Hocheffiziente Wohngebäude, wie das Passivhaus, bieten sich an für die Versorgung mit erneuerbaren Energien. Der Wärme- und Strombedarf ist so gering, dass der Strom aus einer Photovoltaikanlage einen relativ hohen Anteil decken kann. Daher ist die lokale Nutzung des Stroms als Mieterstrom in einem Mehrfamilien-Passivhaus besonders sinnvoll. Mit einem neuen Bewertungssystem und Passivhaus-Klassen können Planer die erneuerbare Energieerzeugung korrekt abbilden. Mieter*innen freuen sich dabei über einen geringen Verbrauch und klimafreundliche Energie vom Dach.
Wir stellen das Bewertungssystem und die Passivhaus-Klassen mit erneuerbaren Energien vor.

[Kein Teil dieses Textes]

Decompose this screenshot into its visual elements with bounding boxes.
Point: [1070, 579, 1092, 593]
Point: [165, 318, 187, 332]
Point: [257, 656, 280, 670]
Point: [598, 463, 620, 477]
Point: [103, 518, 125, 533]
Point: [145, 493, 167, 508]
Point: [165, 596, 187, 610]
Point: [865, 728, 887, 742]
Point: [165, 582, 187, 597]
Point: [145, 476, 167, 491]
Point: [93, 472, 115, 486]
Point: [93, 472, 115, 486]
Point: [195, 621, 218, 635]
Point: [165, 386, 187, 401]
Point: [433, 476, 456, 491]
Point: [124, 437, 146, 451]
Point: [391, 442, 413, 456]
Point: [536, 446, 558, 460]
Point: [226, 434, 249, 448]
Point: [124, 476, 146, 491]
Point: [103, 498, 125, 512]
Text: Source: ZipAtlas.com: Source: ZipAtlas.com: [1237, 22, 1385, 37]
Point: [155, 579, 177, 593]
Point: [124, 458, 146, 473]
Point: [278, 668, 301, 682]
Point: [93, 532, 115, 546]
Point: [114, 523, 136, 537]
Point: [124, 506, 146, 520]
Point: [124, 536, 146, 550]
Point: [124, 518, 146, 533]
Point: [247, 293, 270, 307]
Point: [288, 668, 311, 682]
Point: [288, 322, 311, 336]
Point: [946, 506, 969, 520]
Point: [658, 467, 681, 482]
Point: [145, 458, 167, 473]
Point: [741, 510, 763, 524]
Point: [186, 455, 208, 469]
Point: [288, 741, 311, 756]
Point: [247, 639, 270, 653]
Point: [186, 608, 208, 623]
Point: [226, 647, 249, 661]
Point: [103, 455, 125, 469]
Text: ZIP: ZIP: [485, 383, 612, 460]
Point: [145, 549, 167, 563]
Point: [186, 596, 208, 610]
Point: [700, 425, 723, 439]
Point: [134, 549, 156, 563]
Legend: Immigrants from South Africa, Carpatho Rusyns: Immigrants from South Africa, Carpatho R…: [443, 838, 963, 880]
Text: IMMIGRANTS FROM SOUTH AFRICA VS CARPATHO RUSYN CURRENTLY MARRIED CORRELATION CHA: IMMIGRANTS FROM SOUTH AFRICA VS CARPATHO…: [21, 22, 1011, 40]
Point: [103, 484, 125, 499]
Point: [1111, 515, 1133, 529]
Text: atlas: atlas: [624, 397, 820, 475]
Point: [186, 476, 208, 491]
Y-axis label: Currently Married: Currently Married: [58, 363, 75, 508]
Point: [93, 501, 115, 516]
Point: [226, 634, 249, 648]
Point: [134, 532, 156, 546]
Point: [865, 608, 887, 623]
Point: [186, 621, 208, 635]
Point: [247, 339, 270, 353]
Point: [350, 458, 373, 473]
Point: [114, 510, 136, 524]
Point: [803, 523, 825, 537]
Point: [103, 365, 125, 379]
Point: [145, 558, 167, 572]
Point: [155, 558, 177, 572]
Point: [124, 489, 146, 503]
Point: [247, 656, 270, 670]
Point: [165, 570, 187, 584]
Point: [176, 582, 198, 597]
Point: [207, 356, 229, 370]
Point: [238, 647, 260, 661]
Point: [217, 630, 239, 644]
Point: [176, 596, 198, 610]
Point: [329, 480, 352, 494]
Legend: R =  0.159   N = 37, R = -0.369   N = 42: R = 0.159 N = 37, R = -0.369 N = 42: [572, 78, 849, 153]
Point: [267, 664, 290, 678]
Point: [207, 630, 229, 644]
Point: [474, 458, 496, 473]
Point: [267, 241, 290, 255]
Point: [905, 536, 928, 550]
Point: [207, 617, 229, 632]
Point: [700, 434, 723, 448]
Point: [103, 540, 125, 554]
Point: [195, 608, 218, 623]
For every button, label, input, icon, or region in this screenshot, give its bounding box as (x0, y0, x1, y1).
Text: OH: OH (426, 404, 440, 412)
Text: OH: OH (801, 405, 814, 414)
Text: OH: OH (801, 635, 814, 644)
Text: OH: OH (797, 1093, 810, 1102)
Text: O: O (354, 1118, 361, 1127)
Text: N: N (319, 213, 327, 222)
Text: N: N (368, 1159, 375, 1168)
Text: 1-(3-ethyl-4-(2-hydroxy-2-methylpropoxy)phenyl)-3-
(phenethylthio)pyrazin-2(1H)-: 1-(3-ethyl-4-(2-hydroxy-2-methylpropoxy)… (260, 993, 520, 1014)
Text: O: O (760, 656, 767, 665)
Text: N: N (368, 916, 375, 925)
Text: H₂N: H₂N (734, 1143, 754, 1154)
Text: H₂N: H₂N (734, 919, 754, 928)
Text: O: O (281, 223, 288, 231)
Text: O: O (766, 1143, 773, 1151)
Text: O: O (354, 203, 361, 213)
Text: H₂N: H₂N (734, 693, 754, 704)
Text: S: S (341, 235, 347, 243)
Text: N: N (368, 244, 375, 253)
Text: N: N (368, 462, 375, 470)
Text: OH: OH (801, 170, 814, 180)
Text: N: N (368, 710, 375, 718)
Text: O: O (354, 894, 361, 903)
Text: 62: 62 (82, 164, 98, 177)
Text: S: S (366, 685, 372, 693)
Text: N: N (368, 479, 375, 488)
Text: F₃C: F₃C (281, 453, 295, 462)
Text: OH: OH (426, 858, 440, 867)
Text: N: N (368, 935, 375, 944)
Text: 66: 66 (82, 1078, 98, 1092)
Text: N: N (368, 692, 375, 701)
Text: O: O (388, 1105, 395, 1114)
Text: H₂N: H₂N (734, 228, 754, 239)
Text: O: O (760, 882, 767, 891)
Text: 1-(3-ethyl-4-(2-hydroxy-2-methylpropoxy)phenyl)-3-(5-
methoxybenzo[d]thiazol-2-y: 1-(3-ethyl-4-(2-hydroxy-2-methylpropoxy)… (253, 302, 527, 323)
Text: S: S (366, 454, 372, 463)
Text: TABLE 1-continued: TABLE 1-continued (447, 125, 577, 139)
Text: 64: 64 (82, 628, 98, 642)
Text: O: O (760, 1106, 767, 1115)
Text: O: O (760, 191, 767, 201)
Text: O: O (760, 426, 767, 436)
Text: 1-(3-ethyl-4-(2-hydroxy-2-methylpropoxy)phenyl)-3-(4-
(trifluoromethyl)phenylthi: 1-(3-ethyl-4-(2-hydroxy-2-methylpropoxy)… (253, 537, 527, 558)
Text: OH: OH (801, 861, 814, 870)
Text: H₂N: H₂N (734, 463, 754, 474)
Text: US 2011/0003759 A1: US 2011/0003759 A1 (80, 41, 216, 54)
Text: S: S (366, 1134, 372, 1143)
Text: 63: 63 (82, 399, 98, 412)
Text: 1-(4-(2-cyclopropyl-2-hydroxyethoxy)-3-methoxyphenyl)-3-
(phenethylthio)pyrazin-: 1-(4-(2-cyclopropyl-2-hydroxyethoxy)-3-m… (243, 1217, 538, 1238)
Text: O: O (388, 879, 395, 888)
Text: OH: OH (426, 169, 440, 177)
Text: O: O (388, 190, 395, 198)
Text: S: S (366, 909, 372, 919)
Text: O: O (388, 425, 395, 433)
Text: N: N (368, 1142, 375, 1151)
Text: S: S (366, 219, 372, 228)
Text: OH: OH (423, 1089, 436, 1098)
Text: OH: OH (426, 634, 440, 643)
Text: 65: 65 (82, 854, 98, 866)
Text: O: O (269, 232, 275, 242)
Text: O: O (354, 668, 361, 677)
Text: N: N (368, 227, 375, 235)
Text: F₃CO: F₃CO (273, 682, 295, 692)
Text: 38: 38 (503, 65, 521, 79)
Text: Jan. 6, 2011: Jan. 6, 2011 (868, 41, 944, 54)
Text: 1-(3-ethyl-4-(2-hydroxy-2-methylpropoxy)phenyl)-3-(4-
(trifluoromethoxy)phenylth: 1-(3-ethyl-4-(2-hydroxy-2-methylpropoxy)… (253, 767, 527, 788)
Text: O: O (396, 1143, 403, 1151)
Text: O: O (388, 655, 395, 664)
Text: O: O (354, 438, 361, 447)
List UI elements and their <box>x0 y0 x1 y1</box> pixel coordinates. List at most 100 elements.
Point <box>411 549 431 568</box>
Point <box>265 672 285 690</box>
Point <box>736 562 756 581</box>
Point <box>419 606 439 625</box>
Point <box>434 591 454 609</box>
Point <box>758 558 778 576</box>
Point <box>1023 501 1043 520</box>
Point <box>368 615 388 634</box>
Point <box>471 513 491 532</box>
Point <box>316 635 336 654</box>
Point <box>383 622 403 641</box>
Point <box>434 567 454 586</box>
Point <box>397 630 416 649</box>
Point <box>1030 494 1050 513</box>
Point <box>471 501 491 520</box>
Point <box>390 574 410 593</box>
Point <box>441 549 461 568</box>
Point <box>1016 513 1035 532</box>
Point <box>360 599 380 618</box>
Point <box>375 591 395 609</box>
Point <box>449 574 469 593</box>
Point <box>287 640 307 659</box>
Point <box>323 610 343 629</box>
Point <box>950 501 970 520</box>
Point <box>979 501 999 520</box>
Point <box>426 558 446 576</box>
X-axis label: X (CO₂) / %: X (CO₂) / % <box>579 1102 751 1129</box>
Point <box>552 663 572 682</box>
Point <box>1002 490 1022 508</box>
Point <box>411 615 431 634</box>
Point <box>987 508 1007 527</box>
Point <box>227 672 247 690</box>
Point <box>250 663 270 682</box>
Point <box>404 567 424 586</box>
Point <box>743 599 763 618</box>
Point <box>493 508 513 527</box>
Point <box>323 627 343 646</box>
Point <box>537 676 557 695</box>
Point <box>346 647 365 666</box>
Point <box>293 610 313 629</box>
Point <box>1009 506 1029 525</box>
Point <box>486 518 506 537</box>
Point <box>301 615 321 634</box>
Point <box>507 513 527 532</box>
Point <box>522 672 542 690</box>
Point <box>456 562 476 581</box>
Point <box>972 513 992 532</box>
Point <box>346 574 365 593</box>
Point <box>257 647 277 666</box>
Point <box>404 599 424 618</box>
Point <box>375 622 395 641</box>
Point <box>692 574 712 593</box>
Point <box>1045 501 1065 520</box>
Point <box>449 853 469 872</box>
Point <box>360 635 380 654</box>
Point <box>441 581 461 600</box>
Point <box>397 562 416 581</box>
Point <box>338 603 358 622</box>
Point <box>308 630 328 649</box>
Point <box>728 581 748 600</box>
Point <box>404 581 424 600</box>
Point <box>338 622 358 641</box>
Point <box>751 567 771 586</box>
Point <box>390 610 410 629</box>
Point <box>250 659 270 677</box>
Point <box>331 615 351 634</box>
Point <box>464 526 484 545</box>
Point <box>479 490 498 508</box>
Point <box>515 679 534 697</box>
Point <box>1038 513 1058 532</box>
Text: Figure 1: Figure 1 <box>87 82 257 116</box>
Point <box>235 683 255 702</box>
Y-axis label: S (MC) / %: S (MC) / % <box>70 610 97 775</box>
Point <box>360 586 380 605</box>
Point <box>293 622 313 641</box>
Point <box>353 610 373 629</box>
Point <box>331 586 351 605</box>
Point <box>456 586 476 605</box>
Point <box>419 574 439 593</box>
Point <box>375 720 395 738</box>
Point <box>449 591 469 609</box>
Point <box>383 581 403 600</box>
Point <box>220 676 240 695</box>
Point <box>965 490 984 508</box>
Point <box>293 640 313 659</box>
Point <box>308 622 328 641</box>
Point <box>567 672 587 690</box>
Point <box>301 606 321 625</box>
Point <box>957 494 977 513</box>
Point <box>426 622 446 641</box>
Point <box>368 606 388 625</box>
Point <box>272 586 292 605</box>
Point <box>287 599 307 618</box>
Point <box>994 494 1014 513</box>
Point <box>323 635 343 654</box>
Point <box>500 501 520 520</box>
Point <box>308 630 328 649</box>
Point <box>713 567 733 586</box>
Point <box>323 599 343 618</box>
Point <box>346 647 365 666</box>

- Was macht ein Passivhaus aus?
- Planung mit dem Passivhausprojektierungspaket PHPP
- Passivhaus Plus und Passivhaus Premium – die Ergänzung mit Photovoltaikanlage
- Passivhaus geht auch als MFH mit solarem Mieterstrom
1. Was macht ein Passivhaus aus?
Das Passivhaus steht für eine sehr hohe Energieeffizienz mit einer lückenlosen Wärmedämmung über alle Bauteile. Hinzu kommt eine weitgehend wärmebrückenfreie und luftdichte Gebäudehülle. Auf diesem Weg bleibt die Wärme weitgehend im Haus. Der verbleibende Heizwärmebedarf darf nicht mehr als 15 kWh/m²a betragen.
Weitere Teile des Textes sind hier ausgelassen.